Dünyanın en ünlü drama yazarı denilince akıllara ilk gelen isim W.Shakespeare’dir. Bir dizesinde şöyle der: Güven ruh gibidir çünkü terk ettiği bedene bir daha asla girmez.

ABD’li bir hekim var. 1938 yılında ölmüş. Adı Dr. Weston Price. Beslenme ve beslenmenin vücutta yarattığı etkiler konusunda dünyanın gelmiş geçmiş en büyük bilim insanı. 30 yıl boyunca Alaska yerlilerini, Avustralya Aborjinlerini, Amerika Kızılderililerini, Alp Dağları insanlarını incelemiş ve sonuçta beslenme bozukluklarına ait bir kitap oluşturmuş bu bilim insanı. Geleneksel metodlarına uygun beslendikleri zaman kafatası yapısından tutun da dişlerine, kaslarına kadar insanların gayet sağlıklı geliştiklerini, bir takım kronik hastalıklara yakalanmadıklarını, ruhsal yönden de son derece sağlıklı olduklarını bulmuş. Ancak şunu da bulmuş bu hekim. Bu insanlar geleneksel beslenme özelliklerini terk ettiklerinde (örneğin şehirlere göç edip rafine gıdalar, katkılı gıdalar ile tanışma başladığında) daha önce hiç karşılaşmadıkları bazı hastalıklar ile karşılaşmaya başlıyor, ruhsal ve bedensel yapıları da bozuluyor.

İletişim çağının zirve yaptığı günümüzde sağlık konuları ile ilgili de pek çok haber ve televizyon programları yapılmakta. Bu programlar içerisinde yıllarını halk sağlığına vermiş, araştırmalar yapmış, kırsal hekimlik tecrübesine sahip olan pek çok deneyimli bilim insanı da konuşup bilgiler veriyor, pankreasın insan vücudunda nerede olduğunu bilmeyen, tıbbi terimleri anlatırken dili sürçüp bu terimlere ne kadar uzak olduğu belli olan kişiler de bilgi veriyor. İnsanımız da pinpon topu gibi bir ona bir buna bilgi alacağım diye koştururken bazen soluğu aktarlarda almak zorunda kalıyor.

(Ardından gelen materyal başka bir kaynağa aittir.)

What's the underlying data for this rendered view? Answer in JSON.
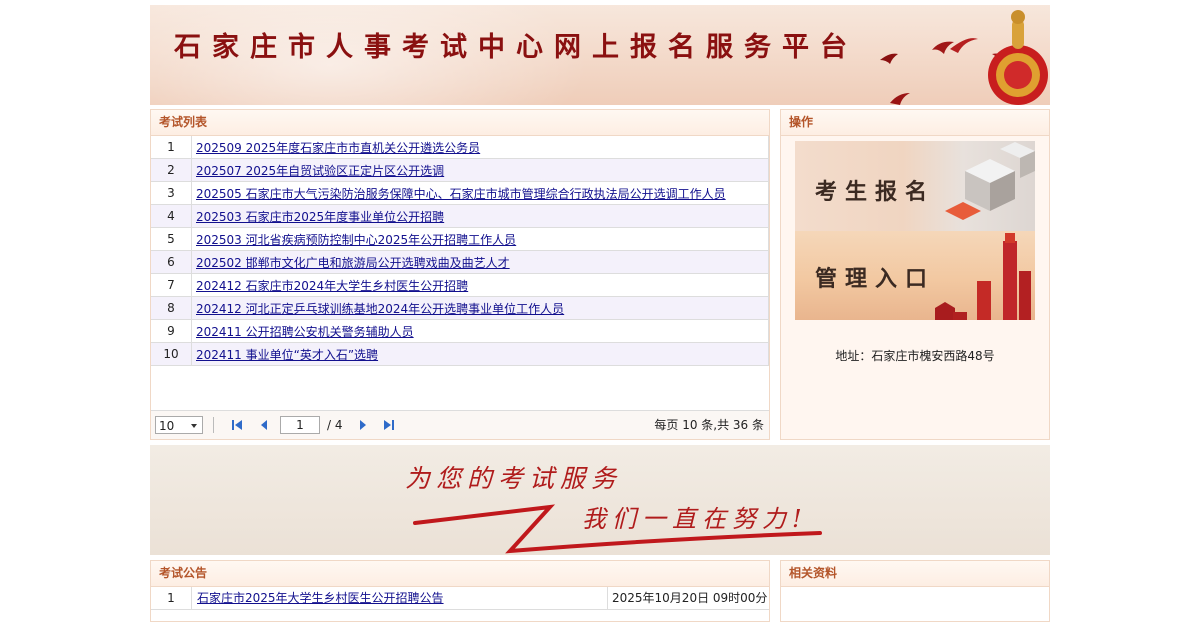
{
  "header": {
    "title": "石家庄市人事考试中心网上报名服务平台"
  },
  "exam_list": {
    "title": "考试列表",
    "rows": [
      {
        "no": "1",
        "name": "202509 2025年度石家庄市市直机关公开遴选公务员"
      },
      {
        "no": "2",
        "name": "202507 2025年自贸试验区正定片区公开选调"
      },
      {
        "no": "3",
        "name": "202505 石家庄市大气污染防治服务保障中心、石家庄市城市管理综合行政执法局公开选调工作人员"
      },
      {
        "no": "4",
        "name": "202503 石家庄市2025年度事业单位公开招聘"
      },
      {
        "no": "5",
        "name": "202503 河北省疾病预防控制中心2025年公开招聘工作人员"
      },
      {
        "no": "6",
        "name": "202502 邯郸市文化广电和旅游局公开选聘戏曲及曲艺人才"
      },
      {
        "no": "7",
        "name": "202412 石家庄市2024年大学生乡村医生公开招聘"
      },
      {
        "no": "8",
        "name": "202412 河北正定乒乓球训练基地2024年公开选聘事业单位工作人员"
      },
      {
        "no": "9",
        "name": "202411 公开招聘公安机关警务辅助人员"
      },
      {
        "no": "10",
        "name": "202411 事业单位“英才入石”选聘"
      }
    ],
    "pager": {
      "page_size": "10",
      "current_page": "1",
      "total_pages": "/ 4",
      "summary": "每页 10 条,共 36 条"
    }
  },
  "operations": {
    "title": "操作",
    "register_label": "考生报名",
    "manage_label": "管理入口",
    "address": "地址：石家庄市槐安西路48号"
  },
  "slogan": {
    "line1": "为您的考试服务",
    "line2": "我们一直在努力!"
  },
  "notices": {
    "title": "考试公告",
    "rows": [
      {
        "no": "1",
        "title": "石家庄市2025年大学生乡村医生公开招聘公告",
        "date": "2025年10月20日 09时00分"
      }
    ]
  },
  "resources": {
    "title": "相关资料"
  },
  "colors": {
    "title_red": "#8a1010",
    "link_blue": "#12108e",
    "panel_head": "#b4552a"
  }
}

Küçük bir örnek vereyim. 2016’da Nobel Tıp Ödülü’nü alan Dr. Oshinori, ara öğünlerin insan bedenine uygun olmadığını, aralarda bedenin aç kalması gerektiğini ve bu yolla vücudun kansere karşı savaştığını, yeni hücre ve protein yaptığını deneysel olarak gösterdi. Adamın ömrü çalışmakla geçti. Ancak bakıyorsunuz hâlâ birtakım insanlar ısrarla ara öğünlerin yararlarını anlatmakta. Artık kolesterol eksikliğinin depresyon başta olmak üzere pek çok hastalığa zemin hazırladığının sayısız çalışma ile kanıtlandığı günümüzde ısrarla tereyağının zararlarından bahsedilmekte. Oysa kalbimizin tereyağı içindeki butirik aside, gözümüzün tereyağı içindeki A vitaminine, beynimizin tereyağı içindeki kolesterol ve omega-3’e ihtiyacı olduğunu binlerce yıllık insanlık tarihi ve bugünkü bilim bize gösteriyor.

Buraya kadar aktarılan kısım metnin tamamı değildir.